The format of investing in a startup is most often chosen by the investor, trying to protect his interests as much as possible when financing a start-up. This happens because many novice businessmen believe that the very fact of attracting additional funds to the project puts them in a more vulnerable position and implies agreement to all the conditions of the investor. However, not only the investor’s interests can be violated during the promotion of startups.
Businessmen also need to assess the risks that can lead to the most undesirable consequences. Frequently, if the business succeeds, the investor appropriates the entire project and the profits, and if the project fails, the startup founders still have to return the money spent on their business. In this article, we will tell you about the ways of investing in a startup and getting the best for real money, considering all the risks for all sides of the project.
The Four Most Common Ways to Invest in a Startup
Business protection is based on two main points:
- Choosing the legal status of the company, which will ensure maximum protection of the interests of all project participants;
- Registration of borrowed funds, which will fully reflect all the conditions for their return.
We consider the creation of a limited liability company to be the most preferable way to legalize a startup. Creating a joint-stock company at the stage of starting a business brings a lot of difficulties, and it is much more profitable to invest more effort in the project itself than in extra-legal issues. As for the formalization of relations with an investor, it is much more difficult to maintain a balance of interests. The four most common ways to invest in a startup are the following:
- Inclusion of an investor in the structure of the company
This method is the most common in the practice of attracting investments. And, perhaps, it really serves as protection for both the investor and the founders of the startup. Moreover, it is very important to correctly distribute the roles in the business and allocate an appropriate share to the investor. More often, the investor is provided with a small share of the company (usually 10-30%). The rest of the funds are invested directly in the business – the purchase of the property, equipment, hiring contractors, etc. Thus, the investor can control how his assets are spent, and the founder of the business does not lose a significant share in the distribution of profits.
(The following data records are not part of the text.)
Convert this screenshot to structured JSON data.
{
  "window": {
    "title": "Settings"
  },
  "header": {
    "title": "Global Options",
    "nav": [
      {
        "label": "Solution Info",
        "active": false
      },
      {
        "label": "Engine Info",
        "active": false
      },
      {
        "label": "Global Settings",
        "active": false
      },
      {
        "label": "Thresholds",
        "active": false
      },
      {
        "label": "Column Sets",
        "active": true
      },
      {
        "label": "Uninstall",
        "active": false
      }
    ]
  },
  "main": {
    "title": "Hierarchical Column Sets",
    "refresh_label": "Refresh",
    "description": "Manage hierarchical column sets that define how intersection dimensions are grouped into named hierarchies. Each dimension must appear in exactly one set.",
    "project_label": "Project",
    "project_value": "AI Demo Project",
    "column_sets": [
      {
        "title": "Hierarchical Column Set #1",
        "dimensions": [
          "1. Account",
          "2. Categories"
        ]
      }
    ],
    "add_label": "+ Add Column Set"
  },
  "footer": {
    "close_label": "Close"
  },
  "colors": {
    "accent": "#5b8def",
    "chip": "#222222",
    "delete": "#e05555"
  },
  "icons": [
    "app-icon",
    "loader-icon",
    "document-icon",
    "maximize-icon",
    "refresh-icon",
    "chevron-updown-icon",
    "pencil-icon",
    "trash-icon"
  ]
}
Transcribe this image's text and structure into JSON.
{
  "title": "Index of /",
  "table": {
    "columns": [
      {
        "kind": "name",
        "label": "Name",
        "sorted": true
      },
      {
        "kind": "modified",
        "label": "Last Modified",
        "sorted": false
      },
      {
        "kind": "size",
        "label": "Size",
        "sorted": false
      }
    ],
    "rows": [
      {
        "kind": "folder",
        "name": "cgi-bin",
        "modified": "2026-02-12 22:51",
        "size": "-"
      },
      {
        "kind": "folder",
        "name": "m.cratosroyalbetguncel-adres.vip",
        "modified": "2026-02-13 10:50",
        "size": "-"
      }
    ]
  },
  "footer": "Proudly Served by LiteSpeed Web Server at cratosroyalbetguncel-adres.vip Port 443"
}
- Registration of an investment agreement
An investment agreement is concluded if the investor does not plan to take any part in the life of the company being created. In this case, he does not become a member of the company but receives the profit prescribed by the contract upon the occurrence of certain conditions.
- Convertible loan agreement
This is a relatively new way of formalizing external business financing. We consider this method beneficial for all business participants. If the project is successful, the investor can either ask to convert the loan into a certain share of the business or demand the return of the money invested with the dividends due to him. However, you should pay attention to the conditions for the return of borrowed funds. Very often, investors force concluding an agreement on such terms that if the business does not bring the proper profit, then its founders must still return the money spent.
- Simple loan agreement
This method is often used in the practice of making investments, although we do not believe that it can fully protect the interests of all participants in investment activities. The risk of losing business is minimal because the investor does not acquire a share in the company. But this method is extremely unprofitable for novice businessmen, because if a startup fails, then the money will still have to be returned.
How to Maintain Influence in the Project?
Properly drafted charter and corporate agreement is the key to the success of a startup. Try to think carefully about the mechanisms of action in case of various conflicts and contentious situations. Many conflicts can be avoided if the constituent documents are sufficiently thought out.
If you intend to involve many investors at different stages, then it is very important to correctly determine the ownership structure of the business. This will avoid a situation when the share of the startup founder is gradually eroded due to the attraction of new investors and the cumulative increase of their shares in the company.
Many investors, especially if they are actively involved in the project, will impose their vision of the correct business conduct, and someone may even hire their own manager. Therefore, your place in the company directly depends on how you build a control system for all processes in the company.